Libraries are so much more than a silo of information. They are also gymnasiums of meaning, of meaning-making, of possibility and discovery. I want to be careful about romanticizing them, but I do not think recognizing the transformative capacity of the library is in opposition with a realistic understanding of what they are. Libraries are perfectly mundane, but are filled with possibility. It is this duality that is important. Libraries are, both fortunately and unfortunately, one of the few socialized services that most towns and cities currently allow to be free. As such, they are often havens for needs beyond just books. They have movies, music, audiobooks, games, newspapers, computers. There are seminars, readings, children’s events, workshops, and most of all, places to simply be. These are the libraries of reality: both boring and quiet, and bursting with possibility for each person who walks through its doors. While this wasn’t always the case, this is not an uncommon perspective to hear from librarians these days. When we treat a library as a simple database, we can start to treat the patrons who use it as information receptacles, like the banking model of education. They want nothing other than information, and so we shove it in their mouths. This is the worst kind of library to be in. Libraries ought be places of discovery, of dialogue, of liberation, of investigation, of development. Libraries ought not be houses of interpellation but houses of invention.

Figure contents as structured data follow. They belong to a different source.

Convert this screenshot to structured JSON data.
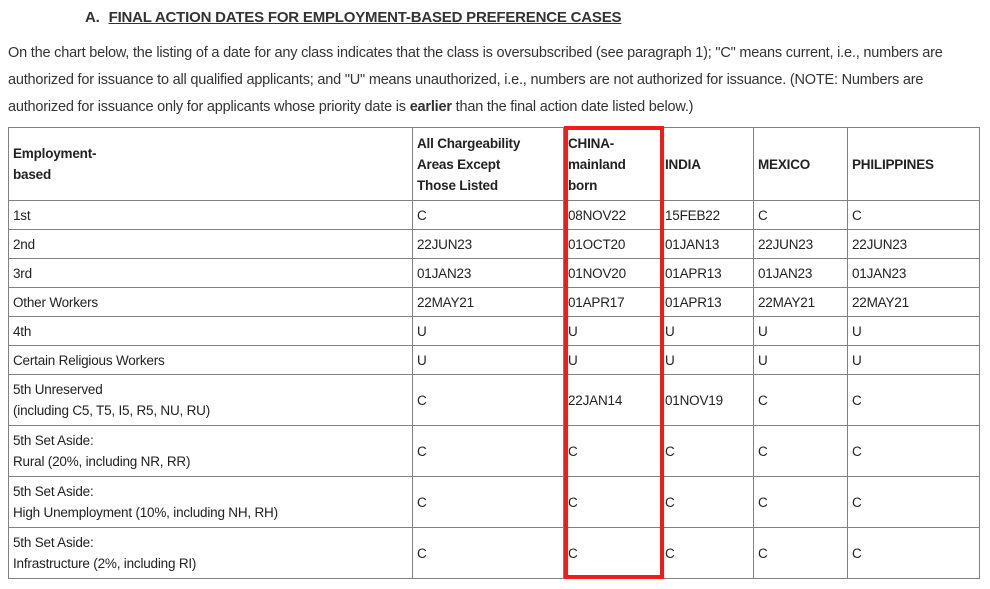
{
  "heading": {
    "prefix": "A.",
    "title": "FINAL ACTION DATES FOR EMPLOYMENT-BASED PREFERENCE CASES"
  },
  "intro": {
    "line1": "On the chart below, the listing of a date for any class indicates that the class is oversubscribed (see paragraph 1); \"C\" means current, i.e., numbers are",
    "line2": "authorized for issuance to all qualified applicants; and \"U\" means unauthorized, i.e., numbers are not authorized for issuance. (NOTE: Numbers are",
    "line3_before": "authorized for issuance only for applicants whose priority date is ",
    "line3_bold": "earlier",
    "line3_after": " than the final action date listed below.)"
  },
  "table": {
    "columns": [
      "Employment-\nbased",
      "All Chargeability\nAreas Except\nThose Listed",
      "CHINA-\nmainland\nborn",
      "INDIA",
      "MEXICO",
      "PHILIPPINES"
    ],
    "rows": [
      {
        "label": "1st",
        "values": [
          "C",
          "08NOV22",
          "15FEB22",
          "C",
          "C"
        ]
      },
      {
        "label": "2nd",
        "values": [
          "22JUN23",
          "01OCT20",
          "01JAN13",
          "22JUN23",
          "22JUN23"
        ]
      },
      {
        "label": "3rd",
        "values": [
          "01JAN23",
          "01NOV20",
          "01APR13",
          "01JAN23",
          "01JAN23"
        ]
      },
      {
        "label": "Other Workers",
        "values": [
          "22MAY21",
          "01APR17",
          "01APR13",
          "22MAY21",
          "22MAY21"
        ]
      },
      {
        "label": "4th",
        "values": [
          "U",
          "U",
          "U",
          "U",
          "U"
        ]
      },
      {
        "label": "Certain Religious Workers",
        "values": [
          "U",
          "U",
          "U",
          "U",
          "U"
        ]
      },
      {
        "label": "5th Unreserved\n(including C5, T5, I5, R5, NU, RU)",
        "values": [
          "C",
          "22JAN14",
          "01NOV19",
          "C",
          "C"
        ]
      },
      {
        "label": "5th Set Aside:\nRural (20%, including NR, RR)",
        "values": [
          "C",
          "C",
          "C",
          "C",
          "C"
        ]
      },
      {
        "label": "5th Set Aside:\nHigh Unemployment (10%, including NH, RH)",
        "values": [
          "C",
          "C",
          "C",
          "C",
          "C"
        ]
      },
      {
        "label": "5th Set Aside:\nInfrastructure (2%, including RI)",
        "values": [
          "C",
          "C",
          "C",
          "C",
          "C"
        ]
      }
    ]
  },
  "annotation": {
    "highlighted_column": "CHINA-mainland born",
    "box_color": "#f21b1b"
  },
  "colors": {
    "table_border": "#808080",
    "text": "#333333",
    "background": "#ffffff"
  }
}
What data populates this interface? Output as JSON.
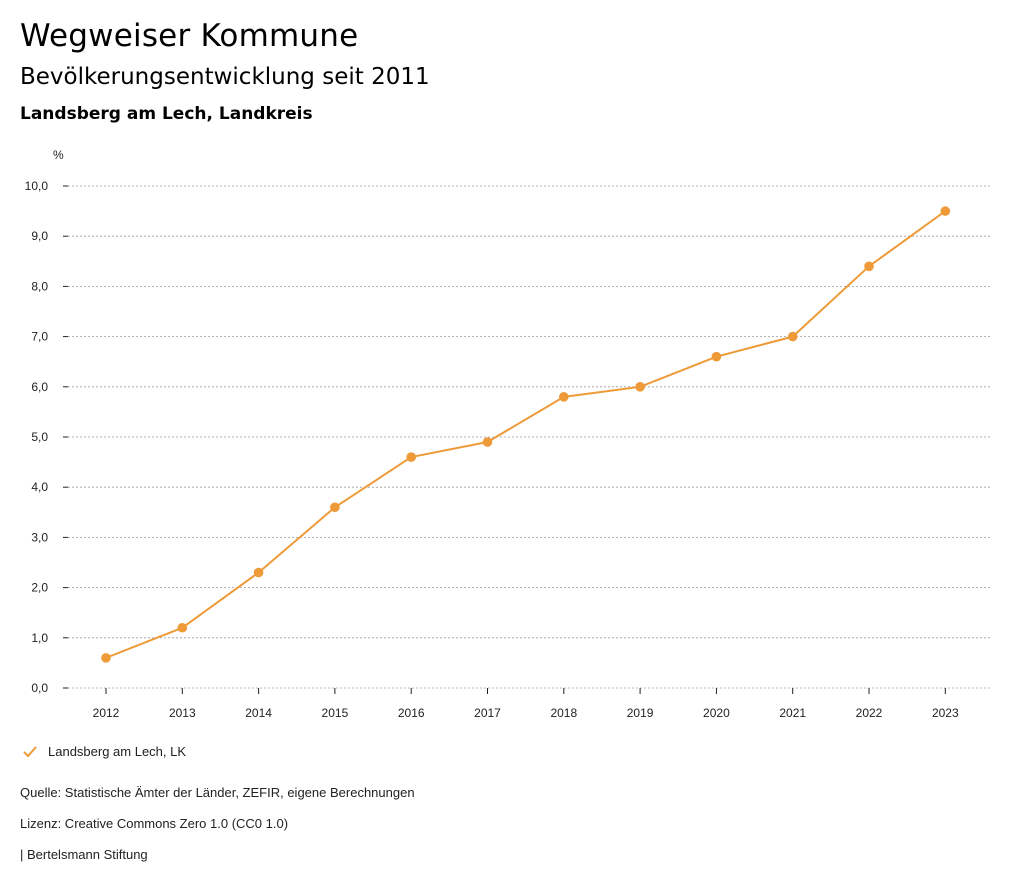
{
  "header": {
    "title": "Wegweiser Kommune",
    "subtitle": "Bevölkerungsentwicklung seit 2011",
    "region": "Landsberg am Lech, Landkreis"
  },
  "colors": {
    "series": "#ee9a38",
    "grid": "#9a9a9a",
    "axis": "#222222"
  },
  "chart_data": {
    "type": "line",
    "title": "Bevölkerungsentwicklung seit 2011",
    "ylabel": "%",
    "xlabel": "",
    "ylim": [
      0,
      10
    ],
    "yticks": [
      0,
      1,
      2,
      3,
      4,
      5,
      6,
      7,
      8,
      9,
      10
    ],
    "ytick_labels": [
      "0,0",
      "1,0",
      "2,0",
      "3,0",
      "4,0",
      "5,0",
      "6,0",
      "7,0",
      "8,0",
      "9,0",
      "10,0"
    ],
    "categories": [
      "2012",
      "2013",
      "2014",
      "2015",
      "2016",
      "2017",
      "2018",
      "2019",
      "2020",
      "2021",
      "2022",
      "2023"
    ],
    "series": [
      {
        "name": "Landsberg am Lech, LK",
        "values": [
          0.6,
          1.2,
          2.3,
          3.6,
          4.6,
          4.9,
          5.8,
          6.0,
          6.6,
          7.0,
          8.4,
          9.5
        ]
      }
    ],
    "grid": true,
    "legend": "bottom-left"
  },
  "legend": {
    "label": "Landsberg am Lech, LK"
  },
  "footer": {
    "source": "Quelle: Statistische Ämter der Länder, ZEFIR, eigene Berechnungen",
    "license": "Lizenz: Creative Commons Zero 1.0 (CC0 1.0)",
    "brand": "| Bertelsmann Stiftung"
  }
}
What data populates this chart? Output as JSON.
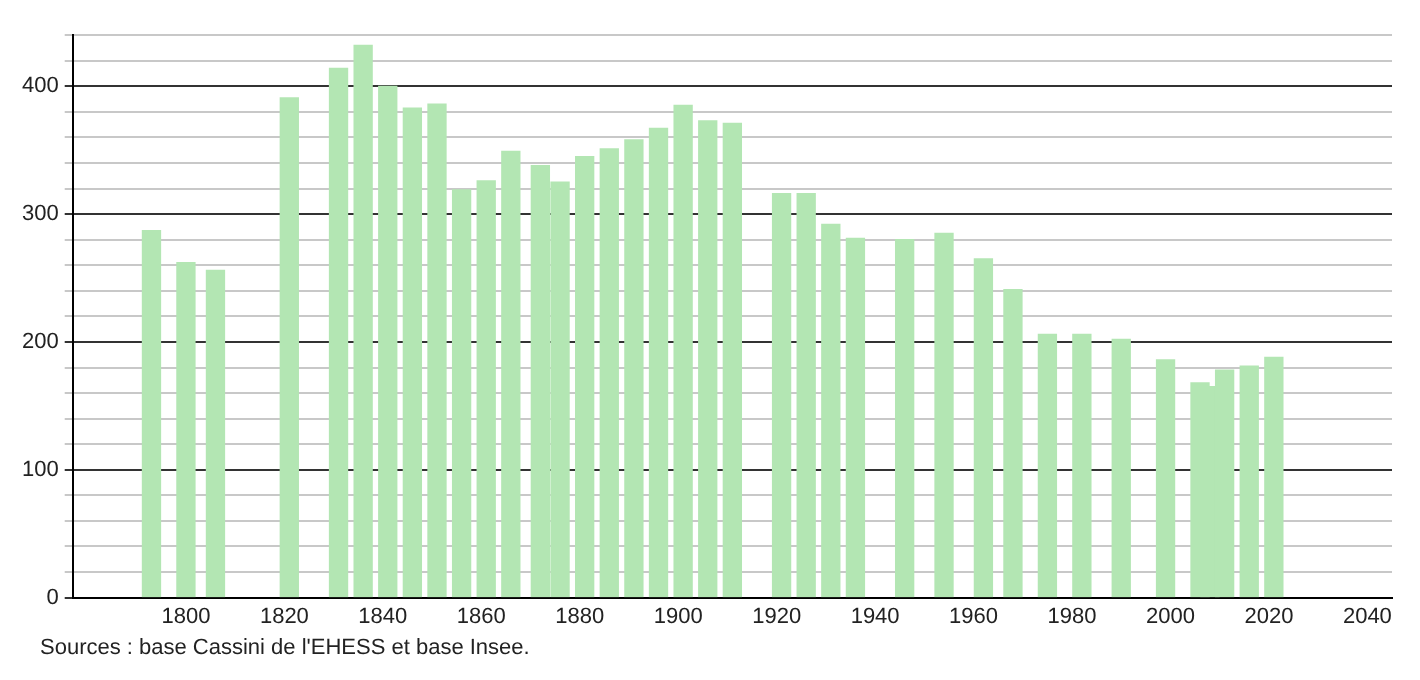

Kakureza Library wants to see the humanity in your patrons. It wants to create a world where librarians can help people and treat them with kindness, and where the people who go to the library find some fulfillment. It wants to show the libraries can make the world a better place. But its visions of the library are incomplete. The pictures it paints do not show you what happens in the study rooms, in the conference rooms, on the computers, in the quiet nooks. Because all Kakureza Library is is a game about checking out books. You’re not a reference librarian, or an archivist, or an outreach librarian, or a library manager, or even really a library page. All you really do is handle books. Out they go, in they come, like the people who hold them. When we reduce the library the check-out counter, we become the laser scanner we use there: all we see is the barcode. But the library is not a transaction.